Walau Tionghoa adalah sukuku.
Walau ada tanda khusus di KTP-ku.
Walau “Cina Lu” jadi makianku
Walau minoritas adalah agamaku.
Namun,Karena aku terlahir di bumi pertiwi.
Karena aku bertumbuh di Sriwijaya
Karena aku sekolah yang berbahasa.
Dan,Selama aku masih makan padi petani desa.
Selama aku masih minum air Sukabumi.
Selama aku masih bernafas di udara Nusantara.
Selama aku masih ternafkah dari sang Nusa.
Dan juga,Akhirnya aku akan dikubur di tanah Jawa.Tanah yang ditebus dengan deru tangis pejuang kita.
Tanah yang ditebus dengan darah para Pahlawan bangsa.
Tanah yang tertumpah darah karena Jiwa dikorbankan.
Tanah yang direbut,
tanah yang diperjuangkan.Agar tanah tersebut menjadi merdeka untuk anak kita.
Maka,Mataku hanyalah untuk memperhatikan lelah saudaraku.
Tanganku hanyalah untuk membopong lemah saudaraku.
Otakku hanyalah untuk memikirkan nasib saudaraku.
Darahku hanyalah untuk menyelamatkan nyawa saudaraku.
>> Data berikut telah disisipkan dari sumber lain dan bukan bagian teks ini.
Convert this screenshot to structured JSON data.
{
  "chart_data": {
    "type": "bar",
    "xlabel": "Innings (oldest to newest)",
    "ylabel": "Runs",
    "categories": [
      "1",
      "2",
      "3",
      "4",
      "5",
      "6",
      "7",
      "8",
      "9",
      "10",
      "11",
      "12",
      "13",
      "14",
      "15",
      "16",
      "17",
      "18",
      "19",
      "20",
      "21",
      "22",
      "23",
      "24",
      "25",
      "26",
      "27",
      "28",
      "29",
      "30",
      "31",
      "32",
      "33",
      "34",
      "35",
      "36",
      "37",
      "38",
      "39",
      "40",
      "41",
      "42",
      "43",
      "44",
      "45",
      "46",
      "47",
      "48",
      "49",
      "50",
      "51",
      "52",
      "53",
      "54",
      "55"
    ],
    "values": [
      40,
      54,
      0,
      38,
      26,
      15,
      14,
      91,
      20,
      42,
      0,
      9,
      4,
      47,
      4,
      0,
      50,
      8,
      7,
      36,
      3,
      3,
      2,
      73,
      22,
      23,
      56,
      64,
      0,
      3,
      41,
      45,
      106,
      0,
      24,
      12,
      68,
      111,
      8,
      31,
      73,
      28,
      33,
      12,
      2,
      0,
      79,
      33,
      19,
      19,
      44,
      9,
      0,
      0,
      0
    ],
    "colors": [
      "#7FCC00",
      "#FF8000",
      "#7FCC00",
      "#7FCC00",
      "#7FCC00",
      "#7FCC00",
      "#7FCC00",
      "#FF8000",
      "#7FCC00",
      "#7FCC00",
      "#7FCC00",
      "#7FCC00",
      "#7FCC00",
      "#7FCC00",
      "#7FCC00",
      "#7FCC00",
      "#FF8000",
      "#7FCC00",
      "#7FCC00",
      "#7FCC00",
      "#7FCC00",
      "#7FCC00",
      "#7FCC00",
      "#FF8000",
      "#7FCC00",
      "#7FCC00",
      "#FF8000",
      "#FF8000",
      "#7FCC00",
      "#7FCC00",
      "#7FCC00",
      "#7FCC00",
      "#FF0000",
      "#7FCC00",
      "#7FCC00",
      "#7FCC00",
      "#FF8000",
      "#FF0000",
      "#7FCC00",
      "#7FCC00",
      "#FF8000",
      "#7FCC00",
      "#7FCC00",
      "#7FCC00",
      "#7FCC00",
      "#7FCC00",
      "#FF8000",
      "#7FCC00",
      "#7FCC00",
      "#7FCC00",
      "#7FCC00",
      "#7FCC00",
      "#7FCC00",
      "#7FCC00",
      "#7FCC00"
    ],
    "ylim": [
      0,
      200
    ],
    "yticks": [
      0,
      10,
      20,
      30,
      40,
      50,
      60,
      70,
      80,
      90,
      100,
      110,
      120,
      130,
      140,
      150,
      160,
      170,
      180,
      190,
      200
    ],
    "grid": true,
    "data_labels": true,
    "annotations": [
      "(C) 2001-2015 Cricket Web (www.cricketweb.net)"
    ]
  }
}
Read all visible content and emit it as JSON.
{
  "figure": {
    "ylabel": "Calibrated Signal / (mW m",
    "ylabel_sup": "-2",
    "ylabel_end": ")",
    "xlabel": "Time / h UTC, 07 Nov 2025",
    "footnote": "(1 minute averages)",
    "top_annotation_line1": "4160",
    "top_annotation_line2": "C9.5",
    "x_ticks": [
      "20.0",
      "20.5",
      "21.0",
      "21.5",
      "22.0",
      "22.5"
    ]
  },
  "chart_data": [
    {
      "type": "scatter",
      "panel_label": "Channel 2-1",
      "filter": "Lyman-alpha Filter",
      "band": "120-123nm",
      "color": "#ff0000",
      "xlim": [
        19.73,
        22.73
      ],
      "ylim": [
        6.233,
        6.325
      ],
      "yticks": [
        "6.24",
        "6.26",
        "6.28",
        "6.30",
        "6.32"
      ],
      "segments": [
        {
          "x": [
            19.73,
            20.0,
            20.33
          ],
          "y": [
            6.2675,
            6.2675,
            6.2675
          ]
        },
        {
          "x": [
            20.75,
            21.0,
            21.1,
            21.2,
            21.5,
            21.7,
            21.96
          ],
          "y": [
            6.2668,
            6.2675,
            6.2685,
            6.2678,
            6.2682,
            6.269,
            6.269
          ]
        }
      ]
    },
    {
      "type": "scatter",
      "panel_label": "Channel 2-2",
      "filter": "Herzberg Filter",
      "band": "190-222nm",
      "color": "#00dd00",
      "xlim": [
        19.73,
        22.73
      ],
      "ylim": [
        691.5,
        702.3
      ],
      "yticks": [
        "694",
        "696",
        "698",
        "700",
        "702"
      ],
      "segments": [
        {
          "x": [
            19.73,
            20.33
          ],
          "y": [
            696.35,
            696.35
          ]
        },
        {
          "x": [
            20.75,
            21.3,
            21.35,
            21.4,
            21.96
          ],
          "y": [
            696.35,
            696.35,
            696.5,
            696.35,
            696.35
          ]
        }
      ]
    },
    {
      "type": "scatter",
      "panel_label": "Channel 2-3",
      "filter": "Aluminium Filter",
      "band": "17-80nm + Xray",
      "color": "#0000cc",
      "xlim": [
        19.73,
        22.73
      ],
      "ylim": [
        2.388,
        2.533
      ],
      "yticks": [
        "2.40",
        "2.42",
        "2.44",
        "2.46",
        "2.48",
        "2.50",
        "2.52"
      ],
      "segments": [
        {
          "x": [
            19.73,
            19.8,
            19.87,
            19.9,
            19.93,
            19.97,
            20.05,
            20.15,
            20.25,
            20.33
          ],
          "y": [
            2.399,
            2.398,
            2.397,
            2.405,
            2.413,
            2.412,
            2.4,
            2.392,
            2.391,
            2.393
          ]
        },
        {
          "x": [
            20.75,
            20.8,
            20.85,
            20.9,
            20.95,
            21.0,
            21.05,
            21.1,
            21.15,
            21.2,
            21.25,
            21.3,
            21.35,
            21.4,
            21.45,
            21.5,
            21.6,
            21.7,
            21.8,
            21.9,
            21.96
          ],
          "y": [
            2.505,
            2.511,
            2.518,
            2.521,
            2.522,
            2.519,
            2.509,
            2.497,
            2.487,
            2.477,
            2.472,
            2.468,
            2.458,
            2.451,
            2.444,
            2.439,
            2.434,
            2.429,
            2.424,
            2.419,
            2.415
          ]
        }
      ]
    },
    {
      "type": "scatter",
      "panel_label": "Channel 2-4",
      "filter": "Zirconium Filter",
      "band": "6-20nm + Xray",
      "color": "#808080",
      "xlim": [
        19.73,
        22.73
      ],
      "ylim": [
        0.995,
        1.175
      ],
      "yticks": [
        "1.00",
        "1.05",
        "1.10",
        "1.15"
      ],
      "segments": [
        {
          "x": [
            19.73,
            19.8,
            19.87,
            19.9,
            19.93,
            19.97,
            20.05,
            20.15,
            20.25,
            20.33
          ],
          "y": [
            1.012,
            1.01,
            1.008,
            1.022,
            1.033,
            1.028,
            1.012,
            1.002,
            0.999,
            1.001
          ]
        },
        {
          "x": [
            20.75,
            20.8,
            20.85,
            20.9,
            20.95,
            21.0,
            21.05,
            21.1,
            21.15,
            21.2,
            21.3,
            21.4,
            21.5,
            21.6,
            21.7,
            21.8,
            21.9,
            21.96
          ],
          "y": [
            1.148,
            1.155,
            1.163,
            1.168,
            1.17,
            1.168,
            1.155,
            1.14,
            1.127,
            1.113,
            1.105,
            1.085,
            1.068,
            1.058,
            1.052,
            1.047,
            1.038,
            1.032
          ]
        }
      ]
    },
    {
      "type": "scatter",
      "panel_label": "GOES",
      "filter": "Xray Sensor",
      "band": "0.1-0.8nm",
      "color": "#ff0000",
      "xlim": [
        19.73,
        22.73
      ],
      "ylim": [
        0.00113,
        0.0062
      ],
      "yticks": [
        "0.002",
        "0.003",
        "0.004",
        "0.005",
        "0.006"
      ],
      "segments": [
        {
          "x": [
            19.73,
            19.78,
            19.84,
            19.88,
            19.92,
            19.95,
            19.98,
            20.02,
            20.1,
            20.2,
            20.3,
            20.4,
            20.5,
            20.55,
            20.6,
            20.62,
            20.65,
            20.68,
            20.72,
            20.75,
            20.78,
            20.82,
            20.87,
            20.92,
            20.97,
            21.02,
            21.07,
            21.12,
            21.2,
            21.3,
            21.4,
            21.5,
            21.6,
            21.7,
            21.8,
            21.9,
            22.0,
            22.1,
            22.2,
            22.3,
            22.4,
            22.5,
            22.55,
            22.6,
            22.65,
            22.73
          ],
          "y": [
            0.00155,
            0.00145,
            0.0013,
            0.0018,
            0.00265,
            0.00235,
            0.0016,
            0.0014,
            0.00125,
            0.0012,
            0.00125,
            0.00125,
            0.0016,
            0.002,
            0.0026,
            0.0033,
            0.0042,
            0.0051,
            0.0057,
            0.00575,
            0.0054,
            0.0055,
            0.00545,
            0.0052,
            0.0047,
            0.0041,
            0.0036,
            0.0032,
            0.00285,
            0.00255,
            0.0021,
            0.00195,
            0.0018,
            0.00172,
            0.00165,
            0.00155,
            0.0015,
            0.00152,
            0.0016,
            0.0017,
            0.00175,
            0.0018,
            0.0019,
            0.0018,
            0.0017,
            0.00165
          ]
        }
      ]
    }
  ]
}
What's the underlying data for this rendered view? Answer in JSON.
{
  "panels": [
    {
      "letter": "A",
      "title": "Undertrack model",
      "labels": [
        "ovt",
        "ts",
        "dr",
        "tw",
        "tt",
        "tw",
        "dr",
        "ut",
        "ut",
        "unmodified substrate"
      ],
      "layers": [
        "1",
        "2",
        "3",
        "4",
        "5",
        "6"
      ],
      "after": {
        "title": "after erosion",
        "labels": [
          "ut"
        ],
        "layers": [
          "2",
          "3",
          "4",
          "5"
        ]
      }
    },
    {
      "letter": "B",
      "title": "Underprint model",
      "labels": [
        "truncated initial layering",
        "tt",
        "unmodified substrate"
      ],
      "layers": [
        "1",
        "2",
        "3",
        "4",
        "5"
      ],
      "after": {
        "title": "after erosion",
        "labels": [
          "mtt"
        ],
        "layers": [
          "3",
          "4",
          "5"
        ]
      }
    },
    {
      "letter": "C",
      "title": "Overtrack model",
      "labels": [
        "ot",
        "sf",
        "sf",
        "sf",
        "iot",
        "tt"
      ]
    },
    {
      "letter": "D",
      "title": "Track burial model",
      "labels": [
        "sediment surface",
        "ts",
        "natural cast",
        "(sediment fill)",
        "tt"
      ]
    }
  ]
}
Hatiku hanyalah untuk menyembuhkan luka perih saudaraku.
Karena…Jiwaku sudah kuserahkan untuk bangsaku. Bangsa Indonesia Bangsa yang masih berjuang untuk terus merdeka.Sebenar-benarnya,
Aku adalah orang Sumatera.
Aku adalah orang pribumi.
Aku adalah orang Indonesia.
Dan,Sebelum nafasku berhembus akhir.
Sebelum nyawaku kembali ke angkasa.
Sebelum kulitku menyatu ke tanah.
Aku akan terus berkarya bagi bangsaku.
Akan kuberikan hanya yang terbaik.
Yang terbaik dari tulang tenagaku.
Yang terbaik dari otot pikiranku.
Yang terbaik dari lubuk hatilku.
Agar Indonesiaku makin dihargai.
Agar Indonesiaku makin dihormati.
Agar Indonesiaku makin bersih.
Agar Indonesiaku makin putih.
Agar Indonesiaku makin wangi.
Agar Indonesiaku kembali bangga menjadi Indonesia…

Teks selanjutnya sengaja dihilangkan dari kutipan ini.